- Date: May 30 – June 6, 2020 (1 week)
- Location: West Virginia, United States
- Caused by: Police brutality; Institutional racism against African Americans; Reaction to the murder of George Floyd; Economic, racial and social inequality;

= George Floyd protests in West Virginia =

2020 civil unrest after the murder of George Floyd

This is a list of protests in the U.S. State of West Virginia related to the murder of George Floyd.

== Locations ==
=== Beckley ===
As many as 50 protesters met in Beckley at the corner of Robert C. Byrd Drive and Neville Street on Sunday, May 31, for a peaceful demonstration.

=== Charles Town ===
Around 500 protesters gathered in Charles Town on June 7.

=== Charleston ===
A group of protesters marched around the West Virginia State Capitol complex on May 30. Hundreds of people protested police brutality outside of Charleston City Hall and the Charleston Police Department on May 31.

=== Clarksburg ===
On June 3, a crowd of about 100 people gathered outside the Harrison County Courthouse and marched through downtown Clarksburg. At one point protesters lay down in the streets while chanting, "I can't breathe."

=== Fairmont ===
A large group marched through the streets of downtown Fairmont on May 30. Hundreds filled the streets.

=== Huntington ===
There were two protests in Huntington on May 30, one at Ritter Park and a second one at Pullman Square. Hundreds of protesters attended.

=== Martinsburg ===
A protest on May 31, with around a hundred participants, was disrupted by gunfire, though no injuries were reported.

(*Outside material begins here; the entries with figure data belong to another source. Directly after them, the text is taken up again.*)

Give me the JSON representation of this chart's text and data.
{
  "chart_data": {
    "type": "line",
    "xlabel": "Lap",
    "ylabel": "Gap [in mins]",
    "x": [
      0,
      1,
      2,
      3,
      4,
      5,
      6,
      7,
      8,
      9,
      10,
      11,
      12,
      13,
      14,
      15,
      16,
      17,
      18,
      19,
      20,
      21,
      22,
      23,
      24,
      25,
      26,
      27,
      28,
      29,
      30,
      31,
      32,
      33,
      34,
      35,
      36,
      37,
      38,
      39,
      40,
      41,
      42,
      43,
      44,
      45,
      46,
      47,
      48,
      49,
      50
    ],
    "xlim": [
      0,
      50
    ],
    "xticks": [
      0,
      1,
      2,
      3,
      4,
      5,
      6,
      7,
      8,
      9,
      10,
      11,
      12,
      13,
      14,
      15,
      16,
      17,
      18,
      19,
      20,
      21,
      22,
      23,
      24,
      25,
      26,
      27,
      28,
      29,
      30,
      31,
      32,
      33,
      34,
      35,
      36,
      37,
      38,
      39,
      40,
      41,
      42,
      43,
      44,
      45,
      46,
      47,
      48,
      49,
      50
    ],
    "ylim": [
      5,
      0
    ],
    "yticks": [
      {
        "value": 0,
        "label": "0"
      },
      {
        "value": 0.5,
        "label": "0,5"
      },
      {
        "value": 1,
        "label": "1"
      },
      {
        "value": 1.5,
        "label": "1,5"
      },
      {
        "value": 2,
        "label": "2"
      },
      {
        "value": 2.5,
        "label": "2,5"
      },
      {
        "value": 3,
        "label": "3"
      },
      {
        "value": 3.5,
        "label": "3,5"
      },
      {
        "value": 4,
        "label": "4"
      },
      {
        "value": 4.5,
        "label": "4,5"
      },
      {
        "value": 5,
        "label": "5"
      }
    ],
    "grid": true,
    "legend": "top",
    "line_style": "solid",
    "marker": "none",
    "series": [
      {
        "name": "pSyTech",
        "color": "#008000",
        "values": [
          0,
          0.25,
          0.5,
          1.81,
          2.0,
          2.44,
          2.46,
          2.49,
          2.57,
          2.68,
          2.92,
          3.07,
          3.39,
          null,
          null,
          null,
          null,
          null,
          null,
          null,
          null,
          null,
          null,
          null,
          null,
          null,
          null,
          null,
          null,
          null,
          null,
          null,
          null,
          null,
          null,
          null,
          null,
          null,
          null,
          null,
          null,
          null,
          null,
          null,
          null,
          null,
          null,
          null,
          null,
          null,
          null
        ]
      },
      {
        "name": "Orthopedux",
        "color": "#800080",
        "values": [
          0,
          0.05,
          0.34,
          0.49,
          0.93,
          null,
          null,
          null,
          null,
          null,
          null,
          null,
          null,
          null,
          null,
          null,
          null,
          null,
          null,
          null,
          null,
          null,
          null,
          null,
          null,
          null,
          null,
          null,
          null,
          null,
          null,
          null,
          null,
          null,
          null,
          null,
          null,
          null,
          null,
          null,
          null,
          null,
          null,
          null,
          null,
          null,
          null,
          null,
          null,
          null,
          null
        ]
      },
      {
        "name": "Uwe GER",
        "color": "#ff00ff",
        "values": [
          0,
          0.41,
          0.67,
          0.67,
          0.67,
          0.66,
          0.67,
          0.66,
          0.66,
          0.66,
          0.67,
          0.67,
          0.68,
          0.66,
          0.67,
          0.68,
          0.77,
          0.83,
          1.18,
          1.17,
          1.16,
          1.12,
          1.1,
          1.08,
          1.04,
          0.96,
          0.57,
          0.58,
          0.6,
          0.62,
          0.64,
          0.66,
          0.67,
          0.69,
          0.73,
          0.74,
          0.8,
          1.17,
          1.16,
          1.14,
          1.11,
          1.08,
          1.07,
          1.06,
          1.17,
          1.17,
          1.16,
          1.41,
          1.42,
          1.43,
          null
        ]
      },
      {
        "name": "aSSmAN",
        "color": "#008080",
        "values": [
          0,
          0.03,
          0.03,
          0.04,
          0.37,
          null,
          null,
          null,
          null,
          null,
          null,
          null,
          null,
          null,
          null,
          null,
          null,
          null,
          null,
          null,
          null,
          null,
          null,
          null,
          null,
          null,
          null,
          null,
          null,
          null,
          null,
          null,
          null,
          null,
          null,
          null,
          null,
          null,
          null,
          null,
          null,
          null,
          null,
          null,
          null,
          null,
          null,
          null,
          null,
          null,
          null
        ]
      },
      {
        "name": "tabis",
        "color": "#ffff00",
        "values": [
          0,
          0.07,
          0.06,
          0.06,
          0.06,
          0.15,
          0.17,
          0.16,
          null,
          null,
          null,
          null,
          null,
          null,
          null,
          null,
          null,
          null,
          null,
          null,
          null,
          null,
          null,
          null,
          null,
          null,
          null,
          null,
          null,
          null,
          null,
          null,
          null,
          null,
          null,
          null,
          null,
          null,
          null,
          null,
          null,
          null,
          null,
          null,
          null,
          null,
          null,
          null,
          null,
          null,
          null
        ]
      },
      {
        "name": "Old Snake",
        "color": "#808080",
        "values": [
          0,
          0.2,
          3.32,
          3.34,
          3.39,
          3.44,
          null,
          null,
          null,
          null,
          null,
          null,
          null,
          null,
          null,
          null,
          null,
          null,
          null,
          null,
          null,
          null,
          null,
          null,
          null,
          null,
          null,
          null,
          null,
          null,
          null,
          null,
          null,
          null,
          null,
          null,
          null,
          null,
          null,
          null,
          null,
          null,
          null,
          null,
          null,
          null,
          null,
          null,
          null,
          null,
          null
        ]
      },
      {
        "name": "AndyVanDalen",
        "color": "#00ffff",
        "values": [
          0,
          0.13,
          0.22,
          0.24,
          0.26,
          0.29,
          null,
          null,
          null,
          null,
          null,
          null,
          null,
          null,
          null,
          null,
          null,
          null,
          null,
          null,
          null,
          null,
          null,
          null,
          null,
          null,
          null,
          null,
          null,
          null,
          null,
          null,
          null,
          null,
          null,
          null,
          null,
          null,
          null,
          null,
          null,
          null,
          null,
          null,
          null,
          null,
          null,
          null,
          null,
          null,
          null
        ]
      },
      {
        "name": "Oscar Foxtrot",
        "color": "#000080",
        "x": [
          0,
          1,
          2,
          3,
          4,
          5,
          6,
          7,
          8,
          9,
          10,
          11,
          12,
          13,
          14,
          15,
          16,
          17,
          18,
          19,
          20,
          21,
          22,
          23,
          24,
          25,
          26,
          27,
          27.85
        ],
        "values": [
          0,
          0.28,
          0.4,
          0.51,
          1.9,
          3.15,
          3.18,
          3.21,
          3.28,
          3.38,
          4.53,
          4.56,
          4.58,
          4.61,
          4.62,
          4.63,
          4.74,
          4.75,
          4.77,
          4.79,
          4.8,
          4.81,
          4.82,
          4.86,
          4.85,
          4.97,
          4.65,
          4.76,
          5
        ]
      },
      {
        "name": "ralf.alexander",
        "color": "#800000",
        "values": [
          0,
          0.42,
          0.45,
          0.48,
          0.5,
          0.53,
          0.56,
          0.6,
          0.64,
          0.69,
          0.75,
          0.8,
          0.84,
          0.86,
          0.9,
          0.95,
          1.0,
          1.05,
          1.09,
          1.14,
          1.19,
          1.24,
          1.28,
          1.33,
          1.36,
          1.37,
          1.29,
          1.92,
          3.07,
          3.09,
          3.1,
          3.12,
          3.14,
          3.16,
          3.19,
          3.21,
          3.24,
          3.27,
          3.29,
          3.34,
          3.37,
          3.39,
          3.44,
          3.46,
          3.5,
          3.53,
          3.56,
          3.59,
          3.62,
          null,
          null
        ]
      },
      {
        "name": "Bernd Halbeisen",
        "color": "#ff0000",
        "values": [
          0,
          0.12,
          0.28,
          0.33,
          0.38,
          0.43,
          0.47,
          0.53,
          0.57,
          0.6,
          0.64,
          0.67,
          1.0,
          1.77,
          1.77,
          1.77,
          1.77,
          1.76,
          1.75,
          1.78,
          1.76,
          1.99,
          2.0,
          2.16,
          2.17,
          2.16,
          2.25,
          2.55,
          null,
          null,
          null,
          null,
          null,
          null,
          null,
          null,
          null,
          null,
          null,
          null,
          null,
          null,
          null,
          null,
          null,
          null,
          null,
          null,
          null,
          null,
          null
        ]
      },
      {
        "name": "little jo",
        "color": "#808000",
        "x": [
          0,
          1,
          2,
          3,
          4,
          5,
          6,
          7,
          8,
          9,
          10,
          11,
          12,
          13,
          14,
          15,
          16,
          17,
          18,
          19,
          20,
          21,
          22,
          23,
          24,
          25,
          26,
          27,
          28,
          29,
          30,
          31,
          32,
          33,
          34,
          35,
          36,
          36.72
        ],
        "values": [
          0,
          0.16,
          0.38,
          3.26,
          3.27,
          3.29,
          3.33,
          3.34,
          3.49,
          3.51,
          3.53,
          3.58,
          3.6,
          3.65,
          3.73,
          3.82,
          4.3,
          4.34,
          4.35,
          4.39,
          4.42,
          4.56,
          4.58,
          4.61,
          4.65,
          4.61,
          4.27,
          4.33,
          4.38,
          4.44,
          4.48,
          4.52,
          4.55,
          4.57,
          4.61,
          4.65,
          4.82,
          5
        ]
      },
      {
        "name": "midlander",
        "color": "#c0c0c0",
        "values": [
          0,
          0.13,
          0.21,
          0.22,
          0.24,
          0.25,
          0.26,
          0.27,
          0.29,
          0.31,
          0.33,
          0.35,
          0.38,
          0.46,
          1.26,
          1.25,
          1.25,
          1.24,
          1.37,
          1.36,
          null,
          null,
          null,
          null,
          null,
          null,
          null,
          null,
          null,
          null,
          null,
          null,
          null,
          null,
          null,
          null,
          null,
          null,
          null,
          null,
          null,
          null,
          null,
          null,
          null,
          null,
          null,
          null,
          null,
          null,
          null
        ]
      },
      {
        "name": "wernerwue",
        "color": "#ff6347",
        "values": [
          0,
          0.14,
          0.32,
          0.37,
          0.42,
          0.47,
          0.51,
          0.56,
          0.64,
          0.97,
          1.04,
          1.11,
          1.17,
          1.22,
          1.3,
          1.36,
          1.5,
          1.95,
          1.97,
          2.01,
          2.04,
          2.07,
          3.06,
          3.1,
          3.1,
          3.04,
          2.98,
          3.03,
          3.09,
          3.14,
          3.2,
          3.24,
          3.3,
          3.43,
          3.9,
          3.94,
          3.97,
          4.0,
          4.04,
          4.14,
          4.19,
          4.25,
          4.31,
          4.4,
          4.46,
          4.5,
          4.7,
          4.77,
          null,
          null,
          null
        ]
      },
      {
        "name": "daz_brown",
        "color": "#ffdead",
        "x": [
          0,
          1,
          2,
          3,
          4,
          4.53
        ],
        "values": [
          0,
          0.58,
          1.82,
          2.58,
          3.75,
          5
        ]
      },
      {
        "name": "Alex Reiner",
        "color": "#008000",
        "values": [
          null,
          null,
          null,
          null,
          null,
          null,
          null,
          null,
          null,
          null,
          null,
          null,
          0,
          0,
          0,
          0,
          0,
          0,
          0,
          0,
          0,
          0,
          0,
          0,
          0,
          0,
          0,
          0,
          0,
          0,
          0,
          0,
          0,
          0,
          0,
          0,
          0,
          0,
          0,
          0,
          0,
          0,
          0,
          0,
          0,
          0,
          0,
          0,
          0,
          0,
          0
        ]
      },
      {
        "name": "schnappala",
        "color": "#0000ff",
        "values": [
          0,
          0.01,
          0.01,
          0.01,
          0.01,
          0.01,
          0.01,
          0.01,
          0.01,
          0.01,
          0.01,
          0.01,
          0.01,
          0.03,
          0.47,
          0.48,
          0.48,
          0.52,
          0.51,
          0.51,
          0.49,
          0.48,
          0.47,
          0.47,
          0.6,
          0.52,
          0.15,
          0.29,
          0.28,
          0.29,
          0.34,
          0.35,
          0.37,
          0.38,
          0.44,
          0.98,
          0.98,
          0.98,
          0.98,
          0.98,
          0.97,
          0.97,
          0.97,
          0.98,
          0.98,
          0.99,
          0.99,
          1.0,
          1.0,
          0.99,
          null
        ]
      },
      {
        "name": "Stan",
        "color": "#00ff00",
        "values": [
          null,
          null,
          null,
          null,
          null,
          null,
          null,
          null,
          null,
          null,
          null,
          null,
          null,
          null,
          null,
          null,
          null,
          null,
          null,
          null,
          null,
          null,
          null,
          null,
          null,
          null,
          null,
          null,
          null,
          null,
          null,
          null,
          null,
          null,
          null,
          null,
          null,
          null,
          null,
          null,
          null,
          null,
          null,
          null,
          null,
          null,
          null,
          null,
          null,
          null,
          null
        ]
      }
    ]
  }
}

Eight people were arrested in connection with the protest.

=== Morgantown ===
Protesters gathered on the downtown campus of West Virginia University on May 30. In addition, hundreds of protesters marched in downtown Morgantown on June 2.

=== Parkersburg ===
On May 31, a crowd of protesters peacefully marched through downtown Parkersburg. Although they did not have a permit to protest, no arrests were made.

=== Weirton ===
On June 6, protesters peacefully demonstrated against police brutality outside the Weirton Community Center.

=== Wheeling ===
Hundreds of people participated in a protest on May 31 in downtown Wheeling. The event began in front of Wheeling City Hall, where the growing crowd necessitated the closure of Chapline Street. The crowd then marched downtown and blocked several intersections, including Interstate 70, where a violent confrontation with police occurred.